Not paying any attention to me.
I screamed, but no sound came out. I ran, but my feet barely moved. Everything went slow-motion again, except for the ever-increasing beat of my thundering heart. The skeleton appeared in the doorway, grinning manically, chasing me without running, catching up to me despite barely moving at all.
And then all of a sudden, something changed.
For the first time in the dream, I actually reached my mother. I touched her. I shook her! The newspaper rattled and her coffee spilled but she still ignored me, still went on sipping as if I weren’t there. As if I weren’t screaming for help, yelling into her face…
I’d had the dream countless times, and I’d never gotten this far. The skeleton was an afterthought now. The most terrifying thing was my mother, completely ignoring my cries and screams. The feeling of being there but not there, of being totally helpless and utterly alone.

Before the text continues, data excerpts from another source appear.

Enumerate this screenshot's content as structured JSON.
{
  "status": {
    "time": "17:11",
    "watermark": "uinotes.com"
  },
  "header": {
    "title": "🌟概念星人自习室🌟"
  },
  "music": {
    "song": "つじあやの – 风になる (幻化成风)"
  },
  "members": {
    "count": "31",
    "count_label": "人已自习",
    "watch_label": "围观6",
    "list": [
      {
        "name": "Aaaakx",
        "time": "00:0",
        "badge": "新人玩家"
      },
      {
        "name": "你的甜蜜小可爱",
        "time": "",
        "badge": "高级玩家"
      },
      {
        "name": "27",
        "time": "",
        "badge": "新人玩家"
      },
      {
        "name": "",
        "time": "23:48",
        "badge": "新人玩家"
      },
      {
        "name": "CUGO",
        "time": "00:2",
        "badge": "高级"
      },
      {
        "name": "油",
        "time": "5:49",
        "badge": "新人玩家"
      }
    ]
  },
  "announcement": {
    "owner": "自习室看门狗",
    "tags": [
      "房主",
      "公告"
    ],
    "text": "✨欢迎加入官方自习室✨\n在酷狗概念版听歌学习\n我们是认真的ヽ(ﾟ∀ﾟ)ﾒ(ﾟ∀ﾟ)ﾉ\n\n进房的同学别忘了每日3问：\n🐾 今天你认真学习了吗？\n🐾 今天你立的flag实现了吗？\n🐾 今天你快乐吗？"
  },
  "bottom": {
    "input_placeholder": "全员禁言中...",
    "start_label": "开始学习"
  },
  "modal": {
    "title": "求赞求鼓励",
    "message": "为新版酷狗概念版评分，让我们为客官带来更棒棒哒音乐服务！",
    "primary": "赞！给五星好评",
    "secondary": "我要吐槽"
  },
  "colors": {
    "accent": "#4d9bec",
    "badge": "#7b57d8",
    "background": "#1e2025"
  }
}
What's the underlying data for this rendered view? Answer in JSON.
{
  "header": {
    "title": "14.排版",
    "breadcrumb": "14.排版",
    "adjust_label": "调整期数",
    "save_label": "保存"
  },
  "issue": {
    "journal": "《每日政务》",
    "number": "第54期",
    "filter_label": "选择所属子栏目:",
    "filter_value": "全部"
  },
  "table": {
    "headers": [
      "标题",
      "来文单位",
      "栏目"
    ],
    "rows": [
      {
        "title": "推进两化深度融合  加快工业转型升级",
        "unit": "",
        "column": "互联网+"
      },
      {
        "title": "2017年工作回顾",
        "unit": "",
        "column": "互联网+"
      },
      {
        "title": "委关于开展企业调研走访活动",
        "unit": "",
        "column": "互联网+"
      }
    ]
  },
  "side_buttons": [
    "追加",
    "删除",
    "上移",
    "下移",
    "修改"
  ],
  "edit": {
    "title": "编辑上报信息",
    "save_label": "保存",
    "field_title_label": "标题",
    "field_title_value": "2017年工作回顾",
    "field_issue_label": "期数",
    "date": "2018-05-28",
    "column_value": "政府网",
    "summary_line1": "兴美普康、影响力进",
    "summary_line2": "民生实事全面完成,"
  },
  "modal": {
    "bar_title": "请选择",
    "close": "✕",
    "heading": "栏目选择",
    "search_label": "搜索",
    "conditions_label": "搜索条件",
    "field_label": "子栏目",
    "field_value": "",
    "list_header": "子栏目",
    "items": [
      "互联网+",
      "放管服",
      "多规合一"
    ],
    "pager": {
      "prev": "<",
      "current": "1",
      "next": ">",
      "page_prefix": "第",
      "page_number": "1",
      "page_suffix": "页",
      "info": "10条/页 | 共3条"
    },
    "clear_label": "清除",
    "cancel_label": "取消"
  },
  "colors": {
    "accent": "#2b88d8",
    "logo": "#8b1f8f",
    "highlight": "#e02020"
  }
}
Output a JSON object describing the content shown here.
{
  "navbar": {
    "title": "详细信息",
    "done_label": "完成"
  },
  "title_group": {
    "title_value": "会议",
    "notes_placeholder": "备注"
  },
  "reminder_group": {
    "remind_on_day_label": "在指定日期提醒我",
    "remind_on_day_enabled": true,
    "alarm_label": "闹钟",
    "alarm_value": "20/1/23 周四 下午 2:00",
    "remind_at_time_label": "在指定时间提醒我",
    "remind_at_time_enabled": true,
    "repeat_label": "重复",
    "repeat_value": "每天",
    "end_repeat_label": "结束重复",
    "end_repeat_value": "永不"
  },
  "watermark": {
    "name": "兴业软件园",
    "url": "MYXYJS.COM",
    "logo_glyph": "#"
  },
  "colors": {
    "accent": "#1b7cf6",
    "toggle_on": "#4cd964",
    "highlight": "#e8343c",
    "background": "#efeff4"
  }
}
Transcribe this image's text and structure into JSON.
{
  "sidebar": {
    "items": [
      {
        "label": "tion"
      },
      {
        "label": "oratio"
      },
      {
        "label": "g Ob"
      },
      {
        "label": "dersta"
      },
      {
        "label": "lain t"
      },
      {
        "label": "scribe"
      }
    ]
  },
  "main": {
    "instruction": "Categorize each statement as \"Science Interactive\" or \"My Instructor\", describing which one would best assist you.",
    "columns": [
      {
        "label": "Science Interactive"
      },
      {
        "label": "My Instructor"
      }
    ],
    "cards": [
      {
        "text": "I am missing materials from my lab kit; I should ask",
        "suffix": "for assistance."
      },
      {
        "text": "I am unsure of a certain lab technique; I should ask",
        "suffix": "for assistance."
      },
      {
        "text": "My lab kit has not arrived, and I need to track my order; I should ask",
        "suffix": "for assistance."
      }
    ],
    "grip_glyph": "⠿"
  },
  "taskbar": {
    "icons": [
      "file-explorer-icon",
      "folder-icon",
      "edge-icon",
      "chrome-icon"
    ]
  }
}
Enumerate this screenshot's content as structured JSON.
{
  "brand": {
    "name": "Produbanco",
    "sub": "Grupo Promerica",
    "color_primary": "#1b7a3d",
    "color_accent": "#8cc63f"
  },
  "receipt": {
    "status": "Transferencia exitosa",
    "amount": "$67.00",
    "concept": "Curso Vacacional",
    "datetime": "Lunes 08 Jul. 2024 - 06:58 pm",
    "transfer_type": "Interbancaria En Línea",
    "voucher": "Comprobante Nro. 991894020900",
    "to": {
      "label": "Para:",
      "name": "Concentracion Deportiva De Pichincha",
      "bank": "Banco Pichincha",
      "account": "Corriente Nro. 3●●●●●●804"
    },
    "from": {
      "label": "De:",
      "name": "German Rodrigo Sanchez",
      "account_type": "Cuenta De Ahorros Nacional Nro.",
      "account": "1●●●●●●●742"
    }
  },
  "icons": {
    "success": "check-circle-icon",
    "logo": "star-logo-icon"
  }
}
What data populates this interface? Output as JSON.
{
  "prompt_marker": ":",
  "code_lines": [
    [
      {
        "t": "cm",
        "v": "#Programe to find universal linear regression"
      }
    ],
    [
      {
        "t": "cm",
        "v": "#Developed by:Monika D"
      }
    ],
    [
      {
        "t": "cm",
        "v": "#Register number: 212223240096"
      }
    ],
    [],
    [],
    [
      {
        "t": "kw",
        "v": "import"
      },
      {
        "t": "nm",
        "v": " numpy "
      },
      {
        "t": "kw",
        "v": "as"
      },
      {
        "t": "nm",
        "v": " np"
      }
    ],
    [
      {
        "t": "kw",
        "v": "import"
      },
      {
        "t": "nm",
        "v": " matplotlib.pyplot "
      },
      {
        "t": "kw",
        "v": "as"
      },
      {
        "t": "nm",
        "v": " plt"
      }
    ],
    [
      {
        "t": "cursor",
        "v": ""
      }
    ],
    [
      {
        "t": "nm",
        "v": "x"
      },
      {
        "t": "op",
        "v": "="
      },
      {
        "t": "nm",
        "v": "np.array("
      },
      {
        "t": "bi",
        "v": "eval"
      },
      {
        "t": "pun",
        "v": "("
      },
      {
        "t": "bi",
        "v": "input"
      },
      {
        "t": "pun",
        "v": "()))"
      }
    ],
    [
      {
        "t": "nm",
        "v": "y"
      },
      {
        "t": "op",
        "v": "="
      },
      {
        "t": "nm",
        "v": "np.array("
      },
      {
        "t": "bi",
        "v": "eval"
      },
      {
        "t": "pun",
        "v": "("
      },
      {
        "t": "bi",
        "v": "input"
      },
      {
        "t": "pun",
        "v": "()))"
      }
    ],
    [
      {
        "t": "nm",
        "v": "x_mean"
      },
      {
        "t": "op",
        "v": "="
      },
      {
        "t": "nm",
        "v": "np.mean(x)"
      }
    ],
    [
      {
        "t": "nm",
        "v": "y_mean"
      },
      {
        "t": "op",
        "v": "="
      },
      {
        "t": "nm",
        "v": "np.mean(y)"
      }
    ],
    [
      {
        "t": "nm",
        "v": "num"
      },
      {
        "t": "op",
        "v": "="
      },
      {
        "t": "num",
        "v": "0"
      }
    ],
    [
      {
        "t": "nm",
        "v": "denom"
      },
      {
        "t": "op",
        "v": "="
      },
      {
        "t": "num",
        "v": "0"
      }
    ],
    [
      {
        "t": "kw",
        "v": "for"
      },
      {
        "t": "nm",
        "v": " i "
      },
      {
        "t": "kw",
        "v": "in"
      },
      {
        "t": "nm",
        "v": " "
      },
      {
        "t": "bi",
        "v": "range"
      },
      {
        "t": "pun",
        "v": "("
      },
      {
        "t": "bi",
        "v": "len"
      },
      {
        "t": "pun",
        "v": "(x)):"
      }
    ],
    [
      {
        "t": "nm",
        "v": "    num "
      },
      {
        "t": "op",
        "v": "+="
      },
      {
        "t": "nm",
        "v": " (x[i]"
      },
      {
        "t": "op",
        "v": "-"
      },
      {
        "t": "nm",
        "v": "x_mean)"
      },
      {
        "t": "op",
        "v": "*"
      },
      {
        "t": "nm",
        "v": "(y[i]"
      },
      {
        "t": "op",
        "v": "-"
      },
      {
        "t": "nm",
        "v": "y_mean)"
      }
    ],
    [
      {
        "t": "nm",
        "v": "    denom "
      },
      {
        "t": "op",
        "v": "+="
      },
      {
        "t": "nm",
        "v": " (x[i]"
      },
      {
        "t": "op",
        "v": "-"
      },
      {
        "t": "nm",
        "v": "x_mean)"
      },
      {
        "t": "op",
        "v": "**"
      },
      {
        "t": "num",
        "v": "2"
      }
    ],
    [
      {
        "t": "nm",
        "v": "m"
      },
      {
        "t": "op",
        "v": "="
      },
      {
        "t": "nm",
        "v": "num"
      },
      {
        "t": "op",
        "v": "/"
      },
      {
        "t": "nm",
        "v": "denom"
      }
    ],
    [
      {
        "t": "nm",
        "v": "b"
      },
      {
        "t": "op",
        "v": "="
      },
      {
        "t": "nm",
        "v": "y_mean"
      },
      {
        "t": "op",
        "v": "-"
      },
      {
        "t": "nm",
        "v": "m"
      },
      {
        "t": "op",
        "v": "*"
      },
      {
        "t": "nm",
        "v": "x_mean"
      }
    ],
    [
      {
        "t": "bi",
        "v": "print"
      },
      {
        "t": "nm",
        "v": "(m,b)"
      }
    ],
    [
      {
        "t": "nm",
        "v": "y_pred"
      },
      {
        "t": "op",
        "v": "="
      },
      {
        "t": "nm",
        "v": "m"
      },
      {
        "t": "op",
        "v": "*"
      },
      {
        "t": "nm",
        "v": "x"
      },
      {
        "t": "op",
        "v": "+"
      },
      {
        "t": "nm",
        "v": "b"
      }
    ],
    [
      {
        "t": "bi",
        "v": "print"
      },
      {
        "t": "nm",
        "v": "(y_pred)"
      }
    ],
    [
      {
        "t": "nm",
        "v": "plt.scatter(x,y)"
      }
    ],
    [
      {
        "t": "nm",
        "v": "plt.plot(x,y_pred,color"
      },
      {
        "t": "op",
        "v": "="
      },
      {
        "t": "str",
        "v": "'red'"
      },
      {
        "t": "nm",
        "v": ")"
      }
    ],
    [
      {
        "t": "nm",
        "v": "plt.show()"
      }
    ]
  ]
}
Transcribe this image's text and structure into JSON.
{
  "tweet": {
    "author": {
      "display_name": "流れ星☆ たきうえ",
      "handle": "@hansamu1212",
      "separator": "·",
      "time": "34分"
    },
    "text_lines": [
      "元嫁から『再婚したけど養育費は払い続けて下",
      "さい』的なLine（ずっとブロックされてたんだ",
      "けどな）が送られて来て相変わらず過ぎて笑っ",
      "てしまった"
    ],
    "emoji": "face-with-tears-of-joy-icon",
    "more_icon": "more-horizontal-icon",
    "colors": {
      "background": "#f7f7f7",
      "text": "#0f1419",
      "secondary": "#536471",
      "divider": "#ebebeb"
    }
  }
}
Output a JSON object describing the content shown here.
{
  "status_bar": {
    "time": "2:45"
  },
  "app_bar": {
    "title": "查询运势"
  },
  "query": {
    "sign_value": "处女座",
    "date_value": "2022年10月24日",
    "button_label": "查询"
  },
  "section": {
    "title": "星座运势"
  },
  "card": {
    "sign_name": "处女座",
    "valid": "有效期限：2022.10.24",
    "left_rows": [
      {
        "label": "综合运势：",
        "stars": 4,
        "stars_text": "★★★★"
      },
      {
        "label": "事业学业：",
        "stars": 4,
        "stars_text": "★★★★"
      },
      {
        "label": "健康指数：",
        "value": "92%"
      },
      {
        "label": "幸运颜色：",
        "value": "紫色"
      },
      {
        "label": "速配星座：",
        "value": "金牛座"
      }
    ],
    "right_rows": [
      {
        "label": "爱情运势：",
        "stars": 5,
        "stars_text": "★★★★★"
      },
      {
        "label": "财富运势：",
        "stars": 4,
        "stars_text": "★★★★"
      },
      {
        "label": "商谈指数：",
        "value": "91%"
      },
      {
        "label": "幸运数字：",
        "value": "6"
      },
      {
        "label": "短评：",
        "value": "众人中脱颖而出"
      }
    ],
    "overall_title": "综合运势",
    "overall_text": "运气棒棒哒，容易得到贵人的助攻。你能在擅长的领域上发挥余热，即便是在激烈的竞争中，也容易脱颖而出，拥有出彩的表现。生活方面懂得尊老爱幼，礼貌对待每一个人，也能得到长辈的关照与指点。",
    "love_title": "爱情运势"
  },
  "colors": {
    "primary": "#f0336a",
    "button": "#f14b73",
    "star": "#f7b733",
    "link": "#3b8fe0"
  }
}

The bony hand finally closed over my arm. The pain was icy, agonizing. It squeezed down hard, and now I could actually hear myself scream. The sound grew louder and louder until it split the night, until it ripped through our little kitchen as the skeleton crushed my arm down to the bone…
ANDREA…
And still, the terror of watching my mother. Looking down at her newspaper. Sipping her coffee.
Doing absolutely nothing.
ANDREA WAKE UP!
I bolted upright, aware of the two big hands gripping my upper arms. These hands were warm though, covered in flesh and blood. And there was no pain…
“It’s okay, it’s okay,” a gentle voice said. “You were dreaming...”
I gasped, gulping in my first breath of air in what had to be half a minute. My heart was racing! My whole body tingled.
“You were screaming too,” said Holden. “So loud you almost brought in half the neighborhood.” His arms went around me, all warm and inviting. They felt comforting and wonderful as he crushed me against his chest. “Holy shit honey, you’re shivering all over…”
I looked down at the cracked leather couch, all cold and uncomfortable. It had been my idea to sleep here. They guys had tried insisting I take one of their beds, but I wouldn’t have it.
He called you honey.
The word was warm. Soothing. It made me feel good, on some much deeper levels I hadn’t visited in a while.
“Grab that,” Holden ordered, pointing at my threadbare blanket which had slipped to the floor. His voice was firm and commanding. “You’re sleeping with me.”